João Camargo semplicemente rifiuta il dibattito su come superare una delle più grandi disuguaglianze sociali del mondo. Afferma: “la retorica del dibattito sulla tassazione dei 'super-ricchi' è dannosa. I brasiliani, quando costruiscono il loro patrimonio, devono essere ammirati come protagonisti di un viaggio di successo. Non rappresenta solo un esempio di realizzazione, ma contribuisce anche, in modo molto concreto, allo sviluppo nazionale. È lui che investe, si impegna, rischia, innova, crea ricchezza, genera occupazione e paga ingenti somme di tasse. È una parte fondamentale della macchina che produce la crescita economica”. Tu puoi credere…
La società trae così tanto beneficio dal valore aggiunto dai lavoratori e di cui si appropriano i ricchi? I lavoratori, creatori di questo valore nel processo di produzione di beni e servizi, sono pagati equamente in questa economia di mercato?
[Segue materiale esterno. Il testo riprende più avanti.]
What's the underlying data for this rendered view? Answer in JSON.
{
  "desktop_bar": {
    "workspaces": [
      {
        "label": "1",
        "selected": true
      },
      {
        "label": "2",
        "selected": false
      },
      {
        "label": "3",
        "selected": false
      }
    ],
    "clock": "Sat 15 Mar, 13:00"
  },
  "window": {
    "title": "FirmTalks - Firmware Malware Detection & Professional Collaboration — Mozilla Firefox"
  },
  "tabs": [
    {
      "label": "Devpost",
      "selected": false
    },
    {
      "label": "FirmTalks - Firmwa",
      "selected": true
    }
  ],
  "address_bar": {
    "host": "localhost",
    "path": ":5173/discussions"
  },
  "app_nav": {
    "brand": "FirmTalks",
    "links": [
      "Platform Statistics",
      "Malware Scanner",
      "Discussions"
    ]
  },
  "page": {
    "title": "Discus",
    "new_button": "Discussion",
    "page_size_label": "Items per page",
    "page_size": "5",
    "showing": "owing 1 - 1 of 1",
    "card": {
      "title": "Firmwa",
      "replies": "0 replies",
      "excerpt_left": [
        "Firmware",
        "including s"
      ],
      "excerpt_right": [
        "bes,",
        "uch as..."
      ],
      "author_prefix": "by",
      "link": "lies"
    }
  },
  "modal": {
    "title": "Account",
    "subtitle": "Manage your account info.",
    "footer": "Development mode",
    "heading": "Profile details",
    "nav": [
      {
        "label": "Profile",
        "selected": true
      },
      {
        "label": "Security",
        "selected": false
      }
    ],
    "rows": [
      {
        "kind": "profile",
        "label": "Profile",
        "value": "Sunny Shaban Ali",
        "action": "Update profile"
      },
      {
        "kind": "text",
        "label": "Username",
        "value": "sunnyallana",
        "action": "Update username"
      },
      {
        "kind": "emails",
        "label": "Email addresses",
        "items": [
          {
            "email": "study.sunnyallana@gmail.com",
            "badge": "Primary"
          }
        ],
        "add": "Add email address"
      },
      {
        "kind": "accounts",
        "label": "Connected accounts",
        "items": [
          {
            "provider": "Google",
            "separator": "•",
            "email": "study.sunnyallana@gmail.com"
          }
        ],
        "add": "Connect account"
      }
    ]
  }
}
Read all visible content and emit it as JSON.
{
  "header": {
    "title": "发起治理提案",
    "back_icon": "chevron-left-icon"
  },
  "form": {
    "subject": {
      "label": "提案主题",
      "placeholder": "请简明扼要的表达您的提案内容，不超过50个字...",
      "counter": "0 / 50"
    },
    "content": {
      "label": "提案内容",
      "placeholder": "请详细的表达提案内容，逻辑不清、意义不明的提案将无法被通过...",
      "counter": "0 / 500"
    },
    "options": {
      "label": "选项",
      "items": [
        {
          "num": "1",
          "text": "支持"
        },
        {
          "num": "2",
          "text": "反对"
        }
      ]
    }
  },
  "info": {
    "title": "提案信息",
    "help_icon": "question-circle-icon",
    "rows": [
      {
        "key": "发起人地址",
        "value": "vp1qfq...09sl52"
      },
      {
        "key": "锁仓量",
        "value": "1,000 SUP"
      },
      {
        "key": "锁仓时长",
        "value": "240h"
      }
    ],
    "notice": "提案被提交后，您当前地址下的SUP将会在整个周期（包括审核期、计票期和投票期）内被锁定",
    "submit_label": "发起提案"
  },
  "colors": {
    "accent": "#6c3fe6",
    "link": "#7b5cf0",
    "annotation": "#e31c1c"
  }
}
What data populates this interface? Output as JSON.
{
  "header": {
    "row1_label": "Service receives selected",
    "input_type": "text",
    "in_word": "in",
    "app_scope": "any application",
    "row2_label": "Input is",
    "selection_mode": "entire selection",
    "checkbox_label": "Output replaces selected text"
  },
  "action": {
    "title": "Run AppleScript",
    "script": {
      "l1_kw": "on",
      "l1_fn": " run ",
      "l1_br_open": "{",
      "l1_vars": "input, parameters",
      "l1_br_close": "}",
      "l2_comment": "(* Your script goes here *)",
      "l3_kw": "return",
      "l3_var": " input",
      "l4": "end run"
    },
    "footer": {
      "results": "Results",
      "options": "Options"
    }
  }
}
João Camargo propone al Congresso Nazionale di legiferare per la sua causa. Il presidente della Camera dei Deputati ha subito affermato che “il Paese non ha bisogno di un dibattito 'poveri contro ricchi' dopo essere uscito da un'elezione polarizzata”. Il rappresentante conservatore del “centrão”, Artur Lira, ha affermato che il Congresso è contrario all’aumento delle tasse…
Questa affermazione, in linea di principio, inganna gli incauti: logicamente, rifiutano l'aumento del carico fiscale su se stessi. Ma il dibattito pubblico riguarda solo l’uguaglianza fiscale ponendo fine alle esenzioni fiscali come privilegi ingiustificabili per i più ricchi del Paese.
Per avere un dibattito ben basato sui dati – e non su un’ideologia a priori – l’opinione pubblica deve sapere: la remunerazione media mensile dei membri del consiglio di amministrazione in Brasile è di 80.562 R$ nel 2023. Hanno avuto solo una media di 17 riunioni nel 2022, cioè , uno ogni mese e un altro ogni sei mesi.
Nel caso dei Consigli di Amministrazione, la remunerazione del leader del “tavola” – come Camargo – è, in media, 4,1 volte la cifra pagata agli altri componenti del gruppo: merito?
Gli amministratori delegati, a loro volta, ricevono una remunerazione media annua di 15,3 milioni di real brasiliani, compresi, oltre agli “stipendi”, generosi bonus. Questo importo è 2,9 volte quello percepito dagli altri membri del Consiglio, che raggiungono una media di 334mila R$ al mese, ovvero uno stipendio annuo di 4 milioni di R$, senza considerare i bonus. È giusto?!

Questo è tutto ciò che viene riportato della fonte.